Lets do a little anatomy recap: The shoulder is a ball and socket joint; likened to a golf ball on a golf tee. The humerus or upper arm bone sits against a small socket called the glenoid. It’s an inherently unstable joint which is why we are able to perform all the weird & wacky movements with our arms.

The rotator cuff are a group of 4 muscles: supraspinatus, infraspinatus, subscapularis and teres minor. Their role? to depress the head of the humerus essentially assisting the joint capsule and shoulder ligaments to hold it snug in its socket.shoulder

The supraspinatus tendon is usually the one of interest when it comes to rotator cuff ‘impingement’. It passes between the acromion and head of the humerus in the ‘subacromial space’. This space is perfectly designed for the tendon with not a hell of a lot of ‘breathing space’. So when the tendon gets inflamed, irritated and swollen a pinching occurs as this space becomes a little too narrow!

This can be an overuse injury due to repetitive or prolonged strain on the rotator cuff tendons such as with overhead activities, pulling/pushing, lifting or repetitive reaching. It can also be the result of a direct blow or fall onto the point of the shoulder forcing the head of the humerus upwards into the subacromial space creating a pinching effect on the rotator cuff tendon.

Both outcomes result in a painful arc of movement of the arm that can begin to impact on simple activities of daily living such as reaching behind for your seat belt, doing up your bra (ladies) and overhead reaching tasks.

Patients will generally report feeling a deep ache deep inside their shoulder that they can’t quite pinpoint. The severity can vary enormously from a small niggle that is quite hard to replicate with testing to those that can barely lift their shoulder above shoulder height due to pain.

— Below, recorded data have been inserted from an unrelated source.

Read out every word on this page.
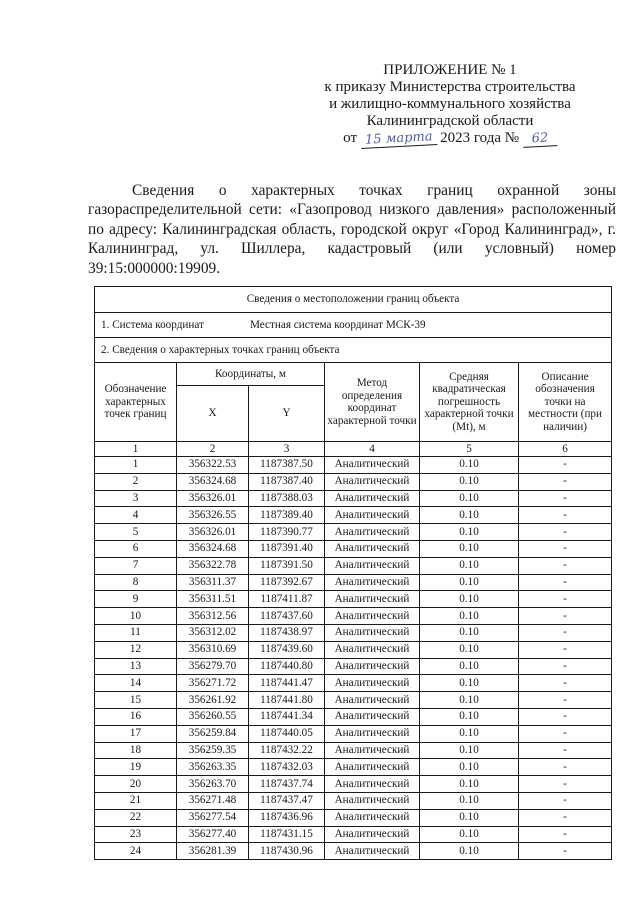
ПРИЛОЖЕНИЕ № 1
к приказу Министерства строительства
и жилищно-коммунального хозяйства
Калининградской области
от 15 марта 2023 года № 62
Сведения о характерных точках границ охранной зоны газораспределительной сети: «Газопровод низкого давления» расположенный по адресу: Калининградская область, городской округ «Город Калининград», г. Калининград, ул. Шиллера, кадастровый (или условный) номер 39:15:000000:19909.
Сведения о местоположении границ объекта					
1. Система координат Местная система координат МСК-39					
2. Сведения о характерных точках границ объекта					
Обозначение характерных точек границ	Координаты, м		Метод определения координат характерной точки	Средняя квадратическая погрешность характерной точки (Mt), м	Описание обозначения точки на местности (при наличии)
	X	Y			
1	2	3	4	5	6
1	356322.53	1187387.50	Аналитический	0.10	-
2	356324.68	1187387.40	Аналитический	0.10	-
3	356326.01	1187388.03	Аналитический	0.10	-
4	356326.55	1187389.40	Аналитический	0.10	-
5	356326.01	1187390.77	Аналитический	0.10	-
6	356324.68	1187391.40	Аналитический	0.10	-
7	356322.78	1187391.50	Аналитический	0.10	-
8	356311.37	1187392.67	Аналитический	0.10	-
9	356311.51	1187411.87	Аналитический	0.10	-
10	356312.56	1187437.60	Аналитический	0.10	-
11	356312.02	1187438.97	Аналитический	0.10	-
12	356310.69	1187439.60	Аналитический	0.10	-
13	356279.70	1187440.80	Аналитический	0.10	-
14	356271.72	1187441.47	Аналитический	0.10	-
15	356261.92	1187441.80	Аналитический	0.10	-
16	356260.55	1187441.34	Аналитический	0.10	-
17	356259.84	1187440.05	Аналитический	0.10	-
18	356259.35	1187432.22	Аналитический	0.10	-
19	356263.35	1187432.03	Аналитический	0.10	-
20	356263.70	1187437.74	Аналитический	0.10	-
21	356271.48	1187437.47	Аналитический	0.10	-
22	356277.54	1187436.96	Аналитический	0.10	-
23	356277.40	1187431.15	Аналитический	0.10	-
24	356281.39	1187430.96	Аналитический	0.10	-
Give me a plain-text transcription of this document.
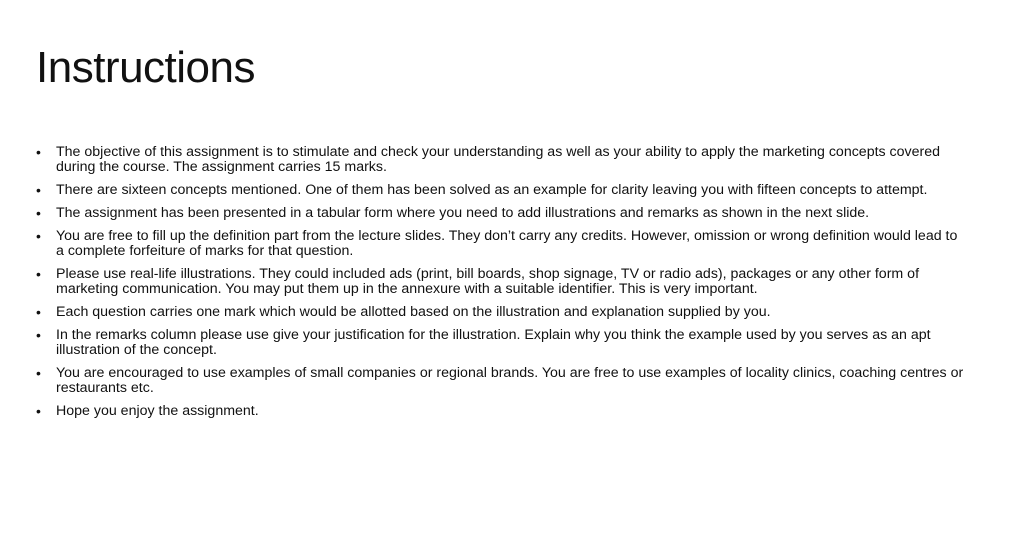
Instructions
• The objective of this assignment is to stimulate and check your understanding as well as your ability to apply the marketing concepts covered during the course. The assignment carries 15 marks.
• There are sixteen concepts mentioned. One of them has been solved as an example for clarity leaving you with fifteen concepts to attempt.
• The assignment has been presented in a tabular form where you need to add illustrations and remarks as shown in the next slide.
• You are free to fill up the definition part from the lecture slides. They don’t carry any credits. However, omission or wrong definition would lead to a complete forfeiture of marks for that question.
• Please use real-life illustrations. They could included ads (print, bill boards, shop signage, TV or radio ads), packages or any other form of marketing communication. You may put them up in the annexure with a suitable identifier. This is very important.
• Each question carries one mark which would be allotted based on the illustration and explanation supplied by you.
• In the remarks column please use give your justification for the illustration. Explain why you think the example used by you serves as an apt illustration of the concept.
• You are encouraged to use examples of small companies or regional brands. You are free to use examples of locality clinics, coaching centres or restaurants etc.
• Hope you enjoy the assignment.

A few key symptoms that indicate ‘impingement’ syndrome include the inability to sleep to the affected shoulder; associated neck stiffness as a result of compensatory movement patterns and pain on repetitive overhead movements… often people will struggle with hanging out the clothes or unpacking the dishwasher.

How is it diagnosed?

A skilled physio need only listen to your history and do a few key clinical tests to know diagnose an impingement syndrome.

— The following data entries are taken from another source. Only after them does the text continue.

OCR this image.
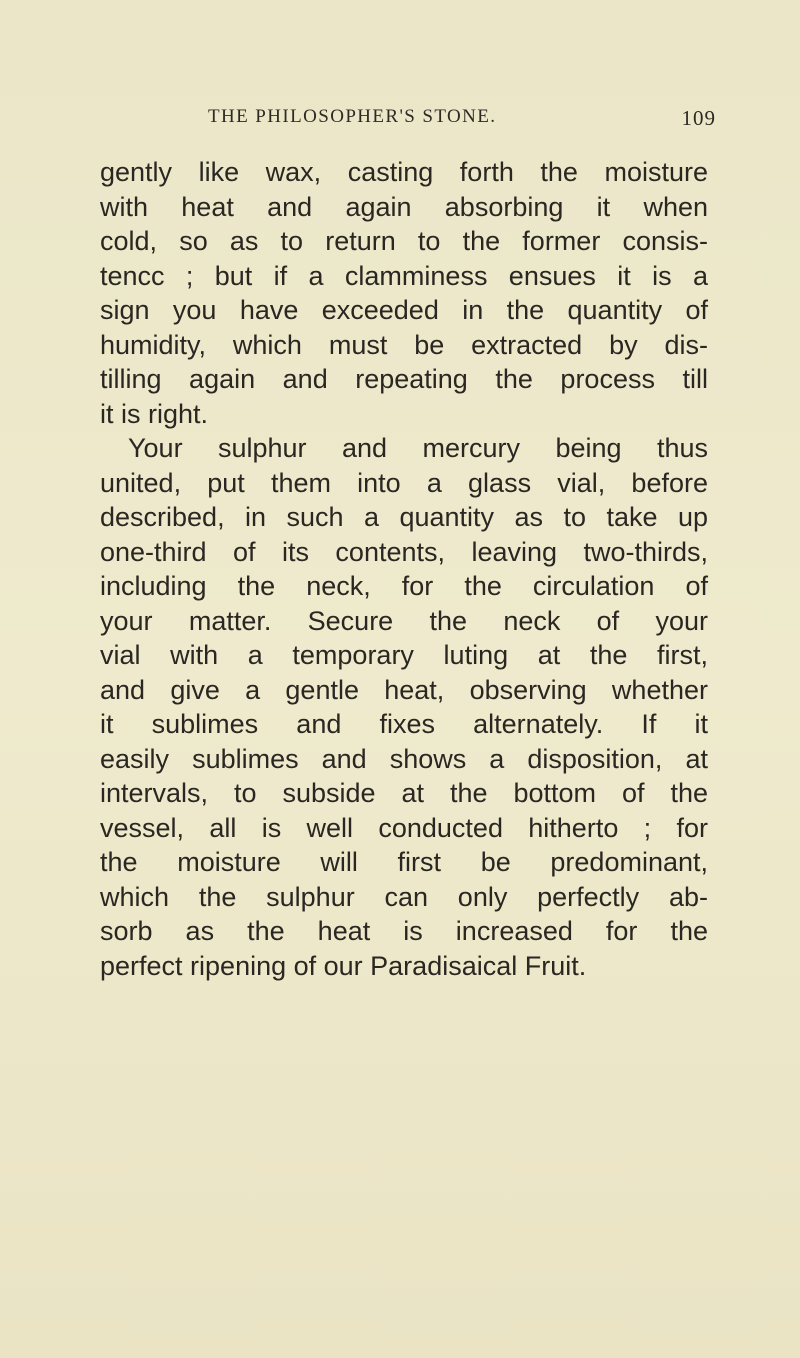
THE PHILOSOPHER'S STONE.	109
gently like wax, casting forth the moisture
with heat and again absorbing it when
cold, so as to return to the former consis-
tencc ; but if a clamminess ensues it is a
sign you have exceeded in the quantity of
humidity, which must be extracted by dis-
tilling again and repeating the process till
it is right.
Your sulphur and mercury being thus
united, put them into a glass vial, before
described, in such a quantity as to take up
one-third of its contents, leaving two-thirds,
including the neck, for the circulation of
your matter. Secure the neck of your
vial with a temporary luting at the first,
and give a gentle heat, observing whether
it sublimes and fixes alternately. If it
easily sublimes and shows a disposition, at
intervals, to subside at the bottom of the
vessel, all is well conducted hitherto ; for
the moisture will first be predominant,
which the sulphur can only perfectly ab-
sorb as the heat is increased for the
perfect ripening of our Paradisaical Fruit.
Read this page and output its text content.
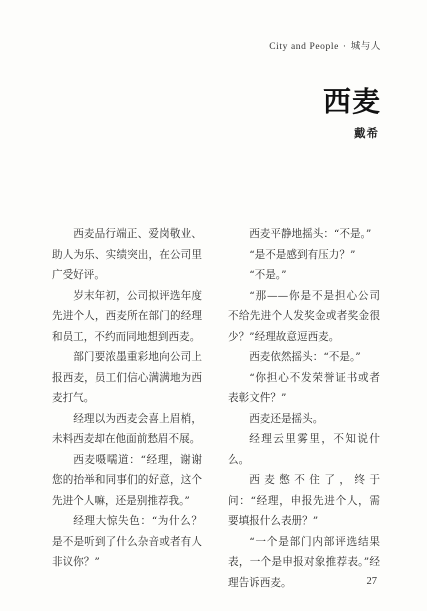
City and People · 城与人
西麦
戴希

西麦品行端正、爱岗敬业、助人为乐、实绩突出，在公司里广受好评。

岁末年初，公司拟评选年度先进个人，西麦所在部门的经理和员工，不约而同地想到西麦。

部门要浓墨重彩地向公司上报西麦，员工们信心满满地为西麦打气。

经理以为西麦会喜上眉梢，未料西麦却在他面前愁眉不展。

西麦嗫嚅道：“经理，谢谢您的抬举和同事们的好意，这个先进个人嘛，还是别推荐我。”

经理大惊失色：“为什么？是不是听到了什么杂音或者有人非议你？”

西麦平静地摇头：“不是。”

“是不是感到有压力？”

“不是。”

“那——你是不是担心公司不给先进个人发奖金或者奖金很少？”经理故意逗西麦。

西麦依然摇头：“不是。”

“你担心不发荣誉证书或者表彰文件？”

西麦还是摇头。

经理云里雾里，不知说什么。

西麦憋不住了，终于问：“经理，申报先进个人，需要填报什么表册？”

“一个是部门内部评选结果表，一个是申报对象推荐表。”经理告诉西麦。	27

Further investigation such as ultrasound or MRI can be organised to confirm this diagnosis if required.

Is physio necessary?

The short answer is yes. Why?

In both presentations of impingement whether it is an overuse problem or as the result of acute trauma physiotherapy is a pretty important management tool.

Treatment can include:

Soft tissue massage: to tight overactive muscles particularly at the back of the shoulder. The upper trapezius found at the top of the shoulder is also tight.

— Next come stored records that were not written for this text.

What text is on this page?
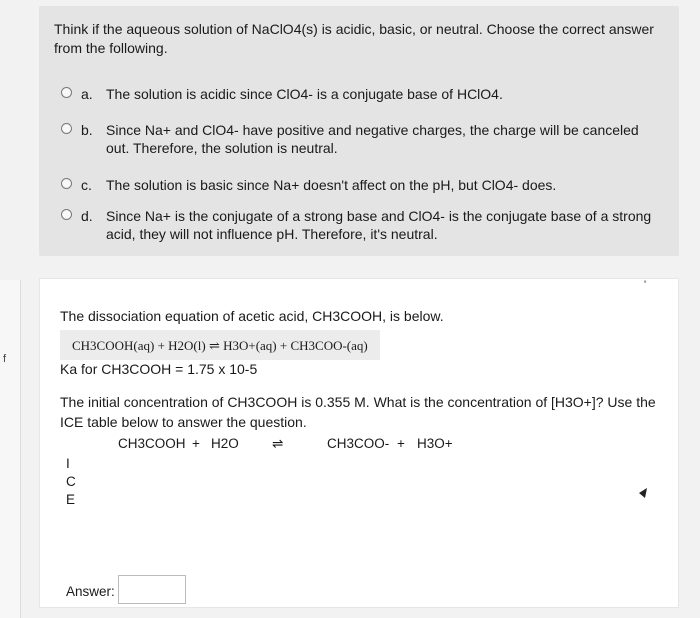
f
Think if the aqueous solution of NaClO4(s) is acidic, basic, or neutral. Choose the correct answer from the following.
a. The solution is acidic since ClO4- is a conjugate base of HClO4.
b. Since Na+ and ClO4- have positive and negative charges, the charge will be canceled out. Therefore, the solution is neutral.
c. The solution is basic since Na+ doesn't affect on the pH, but ClO4- does.
d. Since Na+ is the conjugate of a strong base and ClO4- is the conjugate base of a strong acid, they will not influence pH. Therefore, it's neutral.
'
The dissociation equation of acetic acid, CH3COOH, is below.
CH3COOH(aq) + H2O(l) ⇌ H3O+(aq) + CH3COO-(aq)
Ka for CH3COOH = 1.75 x 10-5
The initial concentration of CH3COOH is 0.355 M. What is the concentration of [H3O+]? Use the ICE table below to answer the question.
CH3COOH + H2O ⇌	CH3COO- + H3O+
I
C
E
Answer:
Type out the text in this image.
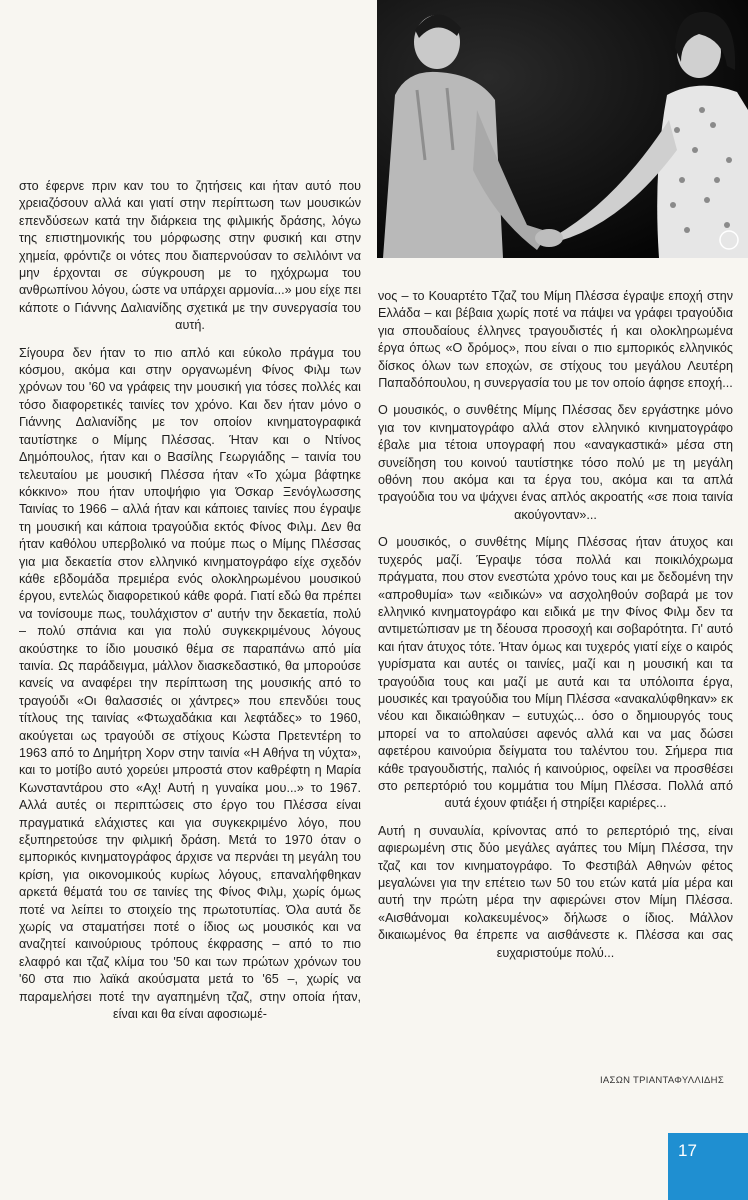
στο έφερνε πριν καν του το ζητήσεις και ήταν αυτό που χρειαζόσουν αλλά και γιατί στην περίπτωση των μουσικών επενδύσεων κατά την διάρκεια της φιλμικής δράσης, λόγω της επιστημονικής του μόρφωσης στην φυσική και στην χημεία, φρόντιζε οι νότες που διαπερνούσαν το σελιλόιντ να μην έρχονται σε σύγκρουση με το ηχόχρωμα του ανθρωπίνου λόγου, ώστε να υπάρχει αρμονία...» μου είχε πει κάποτε ο Γιάννης Δαλιανίδης σχετικά με την συνεργασία του αυτή.

Σίγουρα δεν ήταν το πιο απλό και εύκολο πράγμα του κόσμου, ακόμα και στην οργανωμένη Φίνος Φιλμ των χρόνων του '60 να γράφεις την μουσική για τόσες πολλές και τόσο διαφορετικές ταινίες τον χρόνο. Και δεν ήταν μόνο ο Γιάννης Δαλιανίδης με τον οποίον κινηματογραφικά ταυτίστηκε ο Μίμης Πλέσσας. Ήταν και ο Ντίνος Δημόπουλος, ήταν και ο Βασίλης Γεωργιάδης – ταινία του τελευταίου με μουσική Πλέσσα ήταν «Το χώμα βάφτηκε κόκκινο» που ήταν υποψήφιο για Όσκαρ Ξενόγλωσσης Ταινίας το 1966 – αλλά ήταν και κάποιες ταινίες που έγραψε τη μουσική και κάποια τραγούδια εκτός Φίνος Φιλμ. Δεν θα ήταν καθόλου υπερβολικό να πούμε πως ο Μίμης Πλέσσας για μια δεκαετία στον ελληνικό κινηματογράφο είχε σχεδόν κάθε εβδομάδα πρεμιέρα ενός ολοκληρωμένου μουσικού έργου, εντελώς διαφορετικού κάθε φορά. Γιατί εδώ θα πρέπει να τονίσουμε πως, τουλάχιστον σ' αυτήν την δεκαετία, πολύ – πολύ σπάνια και για πολύ συγκεκριμένους λόγους ακούστηκε το ίδιο μουσικό θέμα σε παραπάνω από μία ταινία. Ως παράδειγμα, μάλλον διασκεδαστικό, θα μπορούσε κανείς να αναφέρει την περίπτωση της μουσικής από το τραγούδι «Οι θαλασσιές οι χάντρες» που επενδύει τους τίτλους της ταινίας «Φτωχαδάκια και λεφτάδες» το 1960, ακούγεται ως τραγούδι σε στίχους Κώστα Πρετεντέρη το 1963 από το Δημήτρη Χορν στην ταινία «Η Αθήνα τη νύχτα», και το μοτίβο αυτό χορεύει μπροστά στον καθρέφτη η Μαρία Κωνσταντάρου στο «Αχ! Αυτή η γυναίκα μου...» το 1967. Αλλά αυτές οι περιπτώσεις στο έργο του Πλέσσα είναι πραγματικά ελάχιστες και για συγκεκριμένο λόγο, που εξυπηρετούσε την φιλμική δράση. Μετά το 1970 όταν ο εμπορικός κινηματογράφος άρχισε να περνάει τη μεγάλη του κρίση, για οικονομικούς κυρίως λόγους, επαναλήφθηκαν αρκετά θέματά του σε ταινίες της Φίνος Φιλμ, χωρίς όμως ποτέ να λείπει το στοιχείο της πρωτοτυπίας. Όλα αυτά δε χωρίς να σταματήσει ποτέ ο ίδιος ως μουσικός και να αναζητεί καινούριους τρόπους έκφρασης – από το πιο ελαφρό και τζαζ κλίμα του '50 και των πρώτων χρόνων του '60 στα πιο λαϊκά ακούσματα μετά το '65 –, χωρίς να παραμελήσει ποτέ την αγαπημένη τζαζ, στην οποία ήταν, είναι και θα είναι αφοσιωμέ-

νος – το Κουαρτέτο Τζαζ του Μίμη Πλέσσα έγραψε εποχή στην Ελλάδα – και βέβαια χωρίς ποτέ να πάψει να γράφει τραγούδια για σπουδαίους έλληνες τραγουδιστές ή και ολοκληρωμένα έργα όπως «Ο δρόμος», που είναι ο πιο εμπορικός ελληνικός δίσκος όλων των εποχών, σε στίχους του μεγάλου Λευτέρη Παπαδόπουλου, η συνεργασία του με τον οποίο άφησε εποχή...

Ο μουσικός, ο συνθέτης Μίμης Πλέσσας δεν εργάστηκε μόνο για τον κινηματογράφο αλλά στον ελληνικό κινηματογράφο έβαλε μια τέτοια υπογραφή που «αναγκαστικά» μέσα στη συνείδηση του κοινού ταυτίστηκε τόσο πολύ με τη μεγάλη οθόνη που ακόμα και τα έργα του, ακόμα και τα απλά τραγούδια του να ψάχνει ένας απλός ακροατής «σε ποια ταινία ακούγονταν»...

Ο μουσικός, ο συνθέτης Μίμης Πλέσσας ήταν άτυχος και τυχερός μαζί. Έγραψε τόσα πολλά και ποικιλόχρωμα πράγματα, που στον ενεστώτα χρόνο τους και με δεδομένη την «απροθυμία» των «ειδικών» να ασχοληθούν σοβαρά με τον ελληνικό κινηματογράφο και ειδικά με την Φίνος Φιλμ δεν τα αντιμετώπισαν με τη δέουσα προσοχή και σοβαρότητα. Γι' αυτό και ήταν άτυχος τότε. Ήταν όμως και τυχερός γιατί είχε ο καιρός γυρίσματα και αυτές οι ταινίες, μαζί και η μουσική και τα τραγούδια τους και μαζί με αυτά και τα υπόλοιπα έργα, μουσικές και τραγούδια του Μίμη Πλέσσα «ανακαλύφθηκαν» εκ νέου και δικαιώθηκαν – ευτυχώς... όσο ο δημιουργός τους μπορεί να το απολαύσει αφενός αλλά και να μας δώσει αφετέρου καινούρια δείγματα του ταλέντου του. Σήμερα πια κάθε τραγουδιστής, παλιός ή καινούριος, οφείλει να προσθέσει στο ρεπερτόριό του κομμάτια του Μίμη Πλέσσα. Πολλά από αυτά έχουν φτιάξει ή στηρίξει καριέρες...

Αυτή η συναυλία, κρίνοντας από το ρεπερτόριό της, είναι αφιερωμένη στις δύο μεγάλες αγάπες του Μίμη Πλέσσα, την τζαζ και τον κινηματογράφο. Το Φεστιβάλ Αθηνών φέτος μεγαλώνει για την επέτειο των 50 του ετών κατά μία μέρα και αυτή την πρώτη μέρα την αφιερώνει στον Μίμη Πλέσσα. «Αισθάνομαι κολακευμένος» δήλωσε ο ίδιος. Μάλλον δικαιωμένος θα έπρεπε να αισθάνεστε κ. Πλέσσα και σας ευχαριστούμε πολύ...

ΙΑΣΩΝ ΤΡΙΑΝΤΑΦΥΛΛΙΔΗΣ
17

Advice regarding activity modification in terms of training & exercise but also avoiding day to day tasks that may be aggravating their condition.

Dry needling & acupuncture: this is a really useful way to release tight muscles whilst also encouraging blood flow to the region. Fresh blood is packed full of oxygen and essential nutrients to assist with the healing process.

Rehabilitation: once the inflammation is under control most people need to undertake a rotator cuff strengthening program to restore correct shoulder biomechanics, improve posture and prevent ongoing pain and dysfunction. Some common exercises include internal and external rotation as well as lots & lots of upper back strengthening. Think seated row, high row, and prone row! Muscly backs are incredibly attractive boys….

What happens if ‘conservative’ management fails?

DON’T panic most cases don’t get to this stage but sometimes conservative management of impingement syndromes can fail. In these circumstances there are more aggressive forms of treatment that can be explored such as cortisone injections, platelet injections and in very severe non responsive cases surgical intervention maybe required.

Impingement syndrome can be a very very debilitating problem. When it’s chronic it’s a frustrating condition to suffer but also to treat. It’s stubborn and slow. If you’re noticing a niggle don’t ignore it, the sooner you get treatment & appropriate management strategies are employed the sooner you will be back in the surf, on the tennis court or in the pool.